In terms of PCa immunotherapy, different therapeutic mechanisms have been described for these 3 HO-1 interactors: HSPB1, DDB1, and 14-3-3ζ/δ. It has been reported a novel immune escape mechanism mediated by HSPB1, in which this protein expressed in the breast tumor microenvironment, promotes the differentiation of monocytes to macrophages with immune-tolerogenic phenotypes, which, in turn, trigger severe anergy in T-cells [50]. DDB1 has been proposed as a key factor for immunomodulatory drug sensitivity [51]. Moreover, DDB1 has been identified in high-throughput analyses as a potential target, showing sensitivity to Poly(ADP-ribose) polymerase (PARP) inhibition [52]. This therapeutic avenue might be combined together with different immunomodulatory drugs, enhancing their effect [53]. In the case of 14-3-3ζ/δ, Yu et al. [54] reported that immune-associated genes involved in interferon signaling, TLR-4 signaling, inflammasome network, antigen presentation/TCR recognition, and CD28 co-stimulation were found significantly downregulated in patients with urothelial carcinomas of the urinary bladder (UCUBs) presenting YWHAZ amplification/overexpression. However, there is no evidence of YWHAZ immunomodulation in PCa. Further studies are required in order to determine whether an anti-YWHAZ approach might be a useful strategy for improving the therapeutic efficacy of immunotherapy in PCa.

Remarkably, 14-3-3 proteins can affect various physical and functional aspects of their targets, such as: blocking nuclear localization or export signals affecting their subcellular localization, blocking their binding to other proteins, affecting their stability, and modulating their catalytic activity by modifying their conformation [47,55,56,57,58]. In most cases, the binding of 14-3-3 sequesters the target protein in a particular subcellular compartment, and the release of 14-3-3 allows the protein to relocate. Likewise, recently Chen et al. [58] revealed through in vitro and in vivo studies that 14-3-3ζ/δ promotes invasion and metastasis of non-small-cell lung cancer by binding to the soluble form of β-catenin phosphorylated at Ser552, protecting it from ubiquitin-mediated degradation, suggesting a novel mechanism by which β-catenin accumulates in the cytoplasm and remains protected from degradation in tumoral cells. Hence, 14-3-3ζ/δ promotes the activation of the Wnt pathway and the transcriptional activity of β-catenin, which enters the nucleus and interacts with the TCF/LEF complexes, inducing epithelial-mesenchymal transition, proliferation, and cell migration. Furthermore, it is widely accepted that the canonical Wnt pathway modulates osteoblast function and participates in the induction of the osteoblastic phenotype in PCa bone metastasis [59]. These results show the importance of the 14-3-3ζ/δ/β-catenin axis in PCa progression.

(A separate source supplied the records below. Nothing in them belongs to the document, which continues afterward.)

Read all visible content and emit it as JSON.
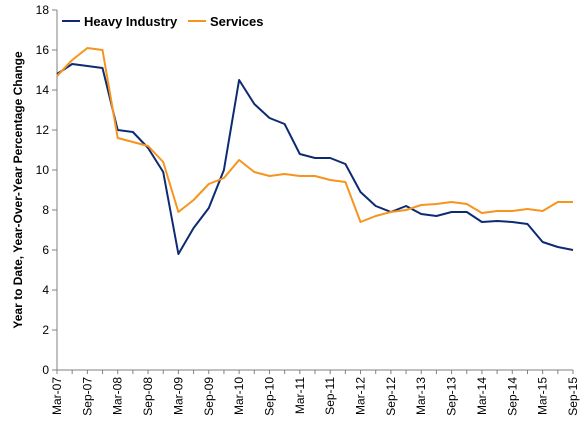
{
  "chart_data": {
    "type": "line",
    "title": "",
    "xlabel": "",
    "ylabel": "Year to Date, Year-Over-Year Percentage Change",
    "ylim": [
      0,
      18
    ],
    "y_ticks": [
      0,
      2,
      4,
      6,
      8,
      10,
      12,
      14,
      16,
      18
    ],
    "x_tick_labels": [
      "Mar-07",
      "Sep-07",
      "Mar-08",
      "Sep-08",
      "Mar-09",
      "Sep-09",
      "Mar-10",
      "Sep-10",
      "Mar-11",
      "Sep-11",
      "Mar-12",
      "Sep-12",
      "Mar-13",
      "Sep-13",
      "Mar-14",
      "Sep-14",
      "Mar-15",
      "Sep-15"
    ],
    "x": [
      "Mar-07",
      "Jun-07",
      "Sep-07",
      "Dec-07",
      "Mar-08",
      "Jun-08",
      "Sep-08",
      "Dec-08",
      "Mar-09",
      "Jun-09",
      "Sep-09",
      "Dec-09",
      "Mar-10",
      "Jun-10",
      "Sep-10",
      "Dec-10",
      "Mar-11",
      "Jun-11",
      "Sep-11",
      "Dec-11",
      "Mar-12",
      "Jun-12",
      "Sep-12",
      "Dec-12",
      "Mar-13",
      "Jun-13",
      "Sep-13",
      "Dec-13",
      "Mar-14",
      "Jun-14",
      "Sep-14",
      "Dec-14",
      "Mar-15",
      "Jun-15",
      "Sep-15"
    ],
    "grid": false,
    "legend_position": "top-left",
    "series": [
      {
        "name": "Heavy Industry",
        "color": "#0d2a73",
        "values": [
          14.8,
          15.3,
          15.2,
          15.1,
          12.0,
          11.9,
          11.1,
          9.9,
          5.8,
          7.1,
          8.1,
          10.0,
          14.5,
          13.3,
          12.6,
          12.3,
          10.8,
          10.6,
          10.6,
          10.3,
          8.9,
          8.2,
          7.9,
          8.2,
          7.8,
          7.7,
          7.9,
          7.9,
          7.4,
          7.45,
          7.4,
          7.3,
          6.4,
          6.15,
          6.0
        ]
      },
      {
        "name": "Services",
        "color": "#f7941d",
        "values": [
          14.7,
          15.5,
          16.1,
          16.0,
          11.6,
          11.4,
          11.2,
          10.4,
          7.9,
          8.5,
          9.3,
          9.6,
          10.5,
          9.9,
          9.7,
          9.8,
          9.7,
          9.7,
          9.5,
          9.4,
          7.4,
          7.7,
          7.9,
          8.0,
          8.25,
          8.3,
          8.4,
          8.3,
          7.85,
          7.95,
          7.95,
          8.05,
          7.95,
          8.4,
          8.4
        ]
      }
    ]
  }
}
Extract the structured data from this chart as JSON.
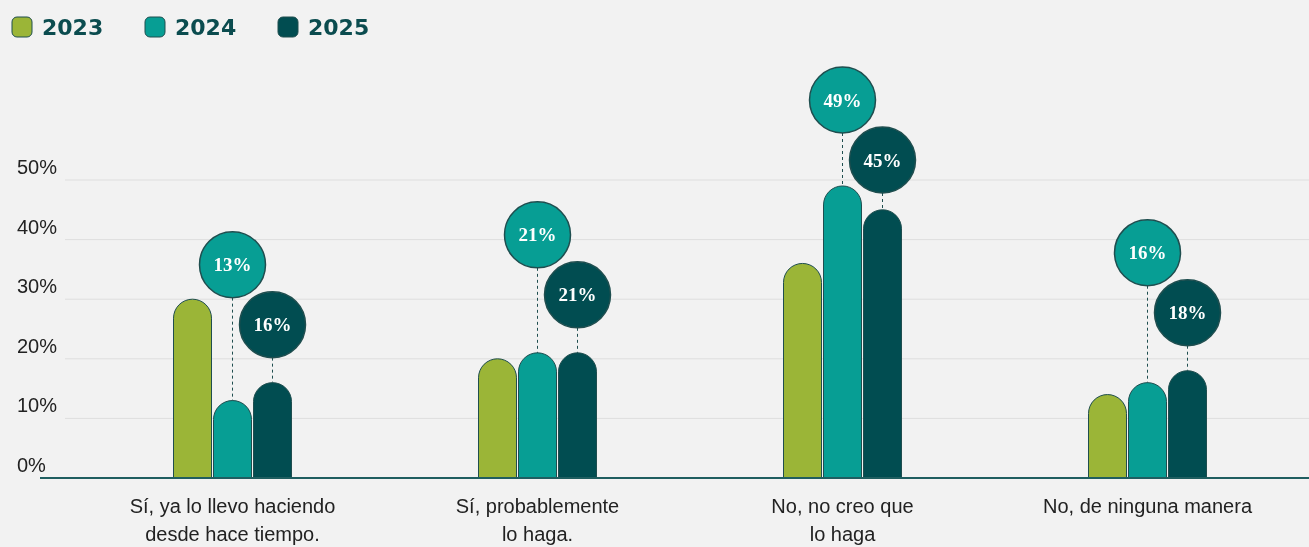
{
  "chart_data": {
    "type": "bar",
    "categories": [
      "Sí, ya lo llevo haciendo\ndesde hace tiempo.",
      "Sí, probablemente\nlo haga.",
      "No, no creo que\nlo haga",
      "No, de ninguna manera"
    ],
    "series": [
      {
        "name": "2023",
        "color": "#9bb537",
        "values": [
          30,
          20,
          36,
          14
        ]
      },
      {
        "name": "2024",
        "color": "#079e94",
        "values": [
          13,
          21,
          49,
          16
        ],
        "value_labels": [
          "13%",
          "21%",
          "49%",
          "16%"
        ]
      },
      {
        "name": "2025",
        "color": "#014d51",
        "values": [
          16,
          21,
          45,
          18
        ],
        "value_labels": [
          "16%",
          "21%",
          "45%",
          "18%"
        ]
      }
    ],
    "ylim": [
      0,
      50
    ],
    "yticks": [
      {
        "value": 0,
        "label": "0%"
      },
      {
        "value": 10,
        "label": "10%"
      },
      {
        "value": 20,
        "label": "20%"
      },
      {
        "value": 30,
        "label": "30%"
      },
      {
        "value": 40,
        "label": "40%"
      },
      {
        "value": 50,
        "label": "50%"
      }
    ],
    "grid": "y",
    "legend": "top left"
  }
}
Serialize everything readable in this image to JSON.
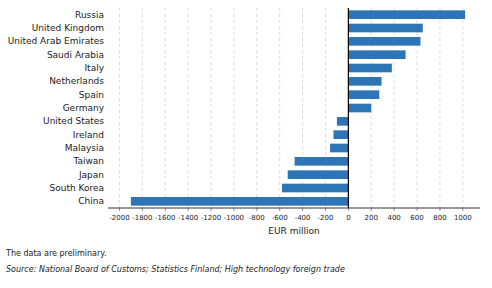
{
  "chart_data": {
    "type": "bar",
    "orientation": "horizontal",
    "categories": [
      "Russia",
      "United Kingdom",
      "United Arab Emirates",
      "Saudi Arabia",
      "Italy",
      "Netherlands",
      "Spain",
      "Germany",
      "United States",
      "Ireland",
      "Malaysia",
      "Taiwan",
      "Japan",
      "South Korea",
      "China"
    ],
    "values": [
      1020,
      650,
      630,
      500,
      380,
      290,
      270,
      200,
      -100,
      -130,
      -160,
      -470,
      -530,
      -580,
      -1900
    ],
    "color": "#2e75b6",
    "xlabel": "EUR million",
    "xlim": [
      -2100,
      1150
    ],
    "xticks": [
      -2000,
      -1800,
      -1600,
      -1400,
      -1200,
      -1000,
      -800,
      -600,
      -400,
      -200,
      0,
      200,
      400,
      600,
      800,
      1000
    ],
    "grid": true,
    "annotations": [
      "The data are preliminary.",
      "Source: National Board of Customs; Statistics Finland; High technology foreign trade"
    ]
  }
}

In this work, we confirmed the HO-1/14-3-3ζ/δ interaction, performing a co-immunoprecipitation assay. Further, through an immunofluorescence assay, we determined that HO-1 and 14-3-3ζ/δ co-localize in the nucleus of PCa cells under oxidative stress conditions. Remarkably, this is the first time that this interaction has been reported in this type of cell. Although Song et al. reported this interaction in hepatocellular carcinoma [55], they only observed co-localization of both proteins in the cell cytoplasm, demonstrating that the interaction inhibited the ubiquitination and subsequent degradation of HO-1, facilitating its stability.

5. Conclusions

In summary, the results obtained in this study describe for the first time the interaction between HO-1 and HSPB1, DDB1, and 14-3-3ζ/δ in PCa cells. Further work will be necessary to identify the fine molecular mechanisms tuning HO-1 towards the acquisition of a less aggressive phenotype and to delineate the role of its interactions in PCa.